Camphor, a natural product derived from the wood of the tree Cinnamomum camphora, has a long history of use as an analgesic, antiseptic, antipruritic, rubefacient, and counterirritant.
For over 5,000 years, Ayurvedic medicine has utilized it primarily as a germ killer.
Cinnamomum camphora is found in Asia (especially in Sumatra, Indonesia, and Borneo) and is a member of the Lauraceae family. It is an evergreen tree that can reach up to 40 meters in height and live to be greater than 1,000 years old.
The word „camphor” derives from the French word ”camphre,” itself from Medieval Latin camfora, from Arabic kafur.
The major chemical components of the oil are – α-thujene, camphene, α-pinene, trans-pinene, sabinene, β-pinene, β-myrcene, 8-diene, α-terpinene, p-cymene, linalool, α-phellandrene, limonene, 1,8-cineol, γ-terpinene, trans-β-ocimene, cis-ocimene, terpinolene, camphene hydrate, cis-tagetone, nerol oxide, borneol and 4-terpineol.
Inflammation in the body happens to everyone whether you realize it or not. However, chronic inflammation has been shown to be the common link among the leading causes of:
- premature aging;
- Alzheimer’s disease;
- heart disease;
This oil has powerful anti-inflammatory properties, which makes it an amazing addition in ointments. Applying it on a wound can reduce swelling and speed up the healing process. Additionally, it is very effective in relieving muscle pain.
It also works as an analgesic, because when it’s applied to the painful area, it will numb it and soothe the pain.
A 2005 study, by the Department of Plant Protection, on camphor extracts concluded that it has a significant amount of antioxidants in it.
Antioxidants are substances that help prevent the damaging effects of oxidation on cells throughout your body, that can cause the creation of free radicals.
Free radicals can cause damage to parts of cells such as DNA, proteins and cell membranes, and may lead to ailments such as liver disease, diabetes, cardiovascular disease, and even cancer.
Inhaling the vapor of this oil offers numerous beneficial benefits, such as clearing up the mucus and facilitating normal breathing by eliminating congestion of the nasal, lungs, and bronchial tracts.
Thus, it is one of the essential ingredients in the manufacturing of lozenges, balms, and cold rubs.

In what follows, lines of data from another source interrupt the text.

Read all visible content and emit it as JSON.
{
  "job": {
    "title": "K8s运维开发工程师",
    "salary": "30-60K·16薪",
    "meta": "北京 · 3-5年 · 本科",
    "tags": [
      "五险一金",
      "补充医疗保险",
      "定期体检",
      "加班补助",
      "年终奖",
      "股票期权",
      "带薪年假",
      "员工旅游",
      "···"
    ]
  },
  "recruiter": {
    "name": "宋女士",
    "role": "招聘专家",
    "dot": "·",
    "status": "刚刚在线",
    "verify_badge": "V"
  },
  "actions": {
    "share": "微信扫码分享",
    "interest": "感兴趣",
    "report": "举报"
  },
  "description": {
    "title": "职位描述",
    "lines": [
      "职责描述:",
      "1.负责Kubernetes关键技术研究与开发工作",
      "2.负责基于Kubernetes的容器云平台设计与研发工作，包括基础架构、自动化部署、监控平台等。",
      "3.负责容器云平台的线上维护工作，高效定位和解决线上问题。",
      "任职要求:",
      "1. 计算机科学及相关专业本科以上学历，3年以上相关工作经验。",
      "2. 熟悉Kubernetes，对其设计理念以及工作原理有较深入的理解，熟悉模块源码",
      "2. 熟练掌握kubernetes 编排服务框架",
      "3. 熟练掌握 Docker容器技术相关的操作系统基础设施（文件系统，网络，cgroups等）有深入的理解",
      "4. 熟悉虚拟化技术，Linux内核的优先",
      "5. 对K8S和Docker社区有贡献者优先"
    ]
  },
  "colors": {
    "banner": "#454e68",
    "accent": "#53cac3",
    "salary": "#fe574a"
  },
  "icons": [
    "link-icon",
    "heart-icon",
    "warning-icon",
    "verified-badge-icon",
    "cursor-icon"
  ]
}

Many beauty lotions and creams have camphor as an ingredient. You can add small amounts of it in your face pack to get rid of acne and acne scars from the face. Its antimicrobial properties help remove excess oil from the skin.
It is useful for neurodermatitis, which is a skin condition in which the skin becomes itchy and it can develop anywhere on the surface of the body.
Also, people use it as a medicine to relieve skin itching and cure pain. But make sure not to use it on cuts and open wounds.
It is a popular insect and moth repellent. Soaking a piece of cloth in the oil and leaving it in the open makes the lingering fragrance drive away insects like mosquitoes, fleas, and flies.
In addition, this oil is also useful for eradicating head lice and for repelling germs from the household. Chunks of the ingredient can be placed on the cupboards in order to repel moths.
Side Effects Of Camphor Oil
In 1980, the FDA has set a limit of 11 percent allowable in consumer products. Since alternative treatments exist, medicinal use of the oil is discouraged by the Food and Drug Administration, except for skin-related uses, such as medicated powders, which contain only small amounts of oil.
This oil is poisonous in large doses. It produces symptoms of disorientation, irritability, lethargy, vomiting, muscle spasms, abdominal cramps, convulsions, and seizures. Lethal doses in adults are in the range of 50 to 500 mg/kg (orally). Two grams cause serious toxicity and 4 grams are potentially lethal.
People with epilepsy or asthma, as well as pregnant women and children, should not use it to avoid any adverse effects. Be sure to consult with a health care specialist prior to using this essential oil.